A new promising vaccine designed to reverse Type-1 diabetes has now been approved for a phase II clinical trial by the U.S. Food and Drug Administration. The vaccine, known as Bacillus Calmette-Guerin (BCG) has already been found in earlier trials to be effective in reversing advanced Type-1 diabetes in mice, and has since completed another successful phase of human clinical trials.

The next phase of trials is expected to last for five years and will investigate whether repeat BCG vaccinations can clinically improve Type-1 diabetes in adults between the ages of 18 and 60 years, who have small but still detectable levels of insulin secretion from the pancreas.

"In the phase I clinical trial we demonstrated a statistically significant response to BCG, but our goal in phase II is to create a lasting therapeutic response," said principal investigator of the study Denise Faustman, director of the Massachusetts General Hospital (MGH) immunobiology laboratory.

"We will be working again with people who have had type-1 diabetes for many years. This is not a prevention trial; instead, we are trying to create a regimen that will treat even advanced disease."

BCG, however, is not a new drug on the market. In fact, this generic drug has over 90 years of clinical use and safety data. Currently, the drug is approved by the FDA to be used as a vaccination against tuberculosis and for the treatment of bladder cancer. The vaccine is already known to elevate levels of the immune modulator tumor necrosis factor (TNF), which researchers have already shown can temporarily eliminate in both humans and mice the abnormal white blood cells responsible for autoimmune Type-1 diabetes.

This latest trial will be conducted at Massachusetts General Hospital and will follow 150 adults with long term Type-1 diabetes.

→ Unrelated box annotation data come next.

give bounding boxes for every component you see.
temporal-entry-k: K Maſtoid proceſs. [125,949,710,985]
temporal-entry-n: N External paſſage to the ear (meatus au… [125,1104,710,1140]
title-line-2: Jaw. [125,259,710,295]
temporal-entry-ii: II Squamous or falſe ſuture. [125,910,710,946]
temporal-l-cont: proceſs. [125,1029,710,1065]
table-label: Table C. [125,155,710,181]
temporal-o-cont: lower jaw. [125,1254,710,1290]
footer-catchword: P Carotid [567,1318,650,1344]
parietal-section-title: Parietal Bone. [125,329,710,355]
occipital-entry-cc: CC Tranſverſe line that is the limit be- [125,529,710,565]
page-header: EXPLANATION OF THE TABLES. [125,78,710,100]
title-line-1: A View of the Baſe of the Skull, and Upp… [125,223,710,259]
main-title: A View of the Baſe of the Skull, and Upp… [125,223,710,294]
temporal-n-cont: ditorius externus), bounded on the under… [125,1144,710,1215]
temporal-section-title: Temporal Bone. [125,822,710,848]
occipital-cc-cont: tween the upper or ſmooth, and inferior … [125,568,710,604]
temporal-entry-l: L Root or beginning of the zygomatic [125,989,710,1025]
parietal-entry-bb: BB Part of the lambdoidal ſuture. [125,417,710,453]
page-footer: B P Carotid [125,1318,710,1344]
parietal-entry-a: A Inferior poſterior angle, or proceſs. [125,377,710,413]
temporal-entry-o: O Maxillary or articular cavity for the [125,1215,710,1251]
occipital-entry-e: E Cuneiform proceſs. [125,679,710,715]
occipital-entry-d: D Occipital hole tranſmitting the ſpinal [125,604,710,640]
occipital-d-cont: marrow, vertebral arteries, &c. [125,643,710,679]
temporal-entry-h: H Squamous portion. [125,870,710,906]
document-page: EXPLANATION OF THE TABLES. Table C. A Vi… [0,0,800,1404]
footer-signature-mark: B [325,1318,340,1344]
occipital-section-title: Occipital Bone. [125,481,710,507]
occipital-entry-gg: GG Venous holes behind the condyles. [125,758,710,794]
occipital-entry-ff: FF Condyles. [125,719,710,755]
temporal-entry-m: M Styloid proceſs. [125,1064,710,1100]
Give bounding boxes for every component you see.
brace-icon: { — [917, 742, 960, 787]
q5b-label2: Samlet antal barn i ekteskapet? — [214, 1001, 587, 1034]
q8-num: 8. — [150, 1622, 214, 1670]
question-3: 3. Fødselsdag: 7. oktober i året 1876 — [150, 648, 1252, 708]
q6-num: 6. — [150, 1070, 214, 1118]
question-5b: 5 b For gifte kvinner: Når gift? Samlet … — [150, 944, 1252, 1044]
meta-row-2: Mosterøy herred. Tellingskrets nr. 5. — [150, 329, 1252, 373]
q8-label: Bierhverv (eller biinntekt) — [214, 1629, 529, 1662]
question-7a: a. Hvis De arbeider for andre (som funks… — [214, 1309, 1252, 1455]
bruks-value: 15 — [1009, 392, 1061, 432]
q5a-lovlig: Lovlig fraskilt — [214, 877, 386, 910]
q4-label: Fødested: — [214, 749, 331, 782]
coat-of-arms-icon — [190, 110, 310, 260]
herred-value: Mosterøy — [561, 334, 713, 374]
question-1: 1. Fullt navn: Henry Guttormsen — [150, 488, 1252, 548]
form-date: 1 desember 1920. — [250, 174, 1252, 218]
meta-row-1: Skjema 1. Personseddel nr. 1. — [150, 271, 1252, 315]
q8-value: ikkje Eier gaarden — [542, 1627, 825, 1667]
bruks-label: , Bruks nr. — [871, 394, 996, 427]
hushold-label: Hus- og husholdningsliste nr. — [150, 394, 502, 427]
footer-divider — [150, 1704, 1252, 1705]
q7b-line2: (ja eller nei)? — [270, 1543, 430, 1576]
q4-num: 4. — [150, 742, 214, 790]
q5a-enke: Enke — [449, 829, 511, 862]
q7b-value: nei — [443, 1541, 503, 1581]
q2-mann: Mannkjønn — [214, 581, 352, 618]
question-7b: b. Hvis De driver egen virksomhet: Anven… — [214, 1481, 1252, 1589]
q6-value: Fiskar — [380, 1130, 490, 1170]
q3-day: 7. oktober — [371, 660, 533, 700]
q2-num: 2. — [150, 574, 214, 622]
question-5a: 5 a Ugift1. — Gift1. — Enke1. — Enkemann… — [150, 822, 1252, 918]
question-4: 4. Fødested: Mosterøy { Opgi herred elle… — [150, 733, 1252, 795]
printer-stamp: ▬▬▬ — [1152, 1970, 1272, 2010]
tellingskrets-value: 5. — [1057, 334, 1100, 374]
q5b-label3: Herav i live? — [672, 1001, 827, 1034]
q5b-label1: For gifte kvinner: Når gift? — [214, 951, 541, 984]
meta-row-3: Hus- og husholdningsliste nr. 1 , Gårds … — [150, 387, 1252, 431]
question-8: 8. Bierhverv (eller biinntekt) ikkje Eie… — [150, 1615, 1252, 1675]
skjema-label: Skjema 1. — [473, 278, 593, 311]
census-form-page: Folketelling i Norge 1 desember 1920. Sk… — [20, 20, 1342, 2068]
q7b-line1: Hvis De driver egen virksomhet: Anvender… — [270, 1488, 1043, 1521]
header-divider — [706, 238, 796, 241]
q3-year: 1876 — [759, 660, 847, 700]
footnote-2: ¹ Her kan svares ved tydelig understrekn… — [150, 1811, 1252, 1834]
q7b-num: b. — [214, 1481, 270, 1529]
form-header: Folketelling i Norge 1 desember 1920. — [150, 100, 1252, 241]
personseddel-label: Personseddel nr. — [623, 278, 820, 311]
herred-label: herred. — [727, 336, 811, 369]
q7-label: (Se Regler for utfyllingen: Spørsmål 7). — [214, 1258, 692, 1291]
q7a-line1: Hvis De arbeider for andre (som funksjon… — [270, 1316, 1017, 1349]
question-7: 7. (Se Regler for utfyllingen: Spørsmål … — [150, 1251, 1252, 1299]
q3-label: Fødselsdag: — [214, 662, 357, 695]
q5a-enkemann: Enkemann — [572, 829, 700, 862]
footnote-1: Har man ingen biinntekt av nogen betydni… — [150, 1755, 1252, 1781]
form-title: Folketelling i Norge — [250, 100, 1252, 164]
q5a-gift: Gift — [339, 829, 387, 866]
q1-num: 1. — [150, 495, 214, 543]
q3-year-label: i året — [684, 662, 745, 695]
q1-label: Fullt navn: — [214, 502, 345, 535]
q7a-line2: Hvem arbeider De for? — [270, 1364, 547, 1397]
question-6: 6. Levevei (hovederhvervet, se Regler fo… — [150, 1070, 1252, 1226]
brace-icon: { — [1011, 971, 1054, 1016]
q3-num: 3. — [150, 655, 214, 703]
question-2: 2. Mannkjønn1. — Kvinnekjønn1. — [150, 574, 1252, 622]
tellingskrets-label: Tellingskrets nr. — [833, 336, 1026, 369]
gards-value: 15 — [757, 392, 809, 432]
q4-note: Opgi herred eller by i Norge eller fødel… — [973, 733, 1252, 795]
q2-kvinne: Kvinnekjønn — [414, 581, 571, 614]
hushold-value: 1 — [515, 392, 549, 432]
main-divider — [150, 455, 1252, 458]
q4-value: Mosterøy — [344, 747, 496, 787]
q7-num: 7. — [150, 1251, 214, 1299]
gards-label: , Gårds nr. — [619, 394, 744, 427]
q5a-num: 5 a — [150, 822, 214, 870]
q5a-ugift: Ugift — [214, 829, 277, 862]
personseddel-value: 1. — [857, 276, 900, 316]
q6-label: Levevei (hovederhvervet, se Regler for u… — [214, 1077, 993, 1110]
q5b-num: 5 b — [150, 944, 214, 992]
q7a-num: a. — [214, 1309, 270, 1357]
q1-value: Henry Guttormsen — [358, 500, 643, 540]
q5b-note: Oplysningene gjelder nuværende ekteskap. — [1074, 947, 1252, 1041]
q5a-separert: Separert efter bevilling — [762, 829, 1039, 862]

For the trial, the patients will be randomized and will receive two injections four weeks apart of either BCG or the placebo and then a single injection annually for the next four years. Researchers hope that the effectiveness of BCG will be able to be ascertained over this extended period of time. If the drug proves effective, it could be life changing for many adults suffering from the long term effects of life with Type-1 diabetes.

Faustman and her colleagues made the announcement of this next phase of clinical trials for the drug at the 75th Scientific Sessions of the American Diabetes Association in Boston, Massachusetts.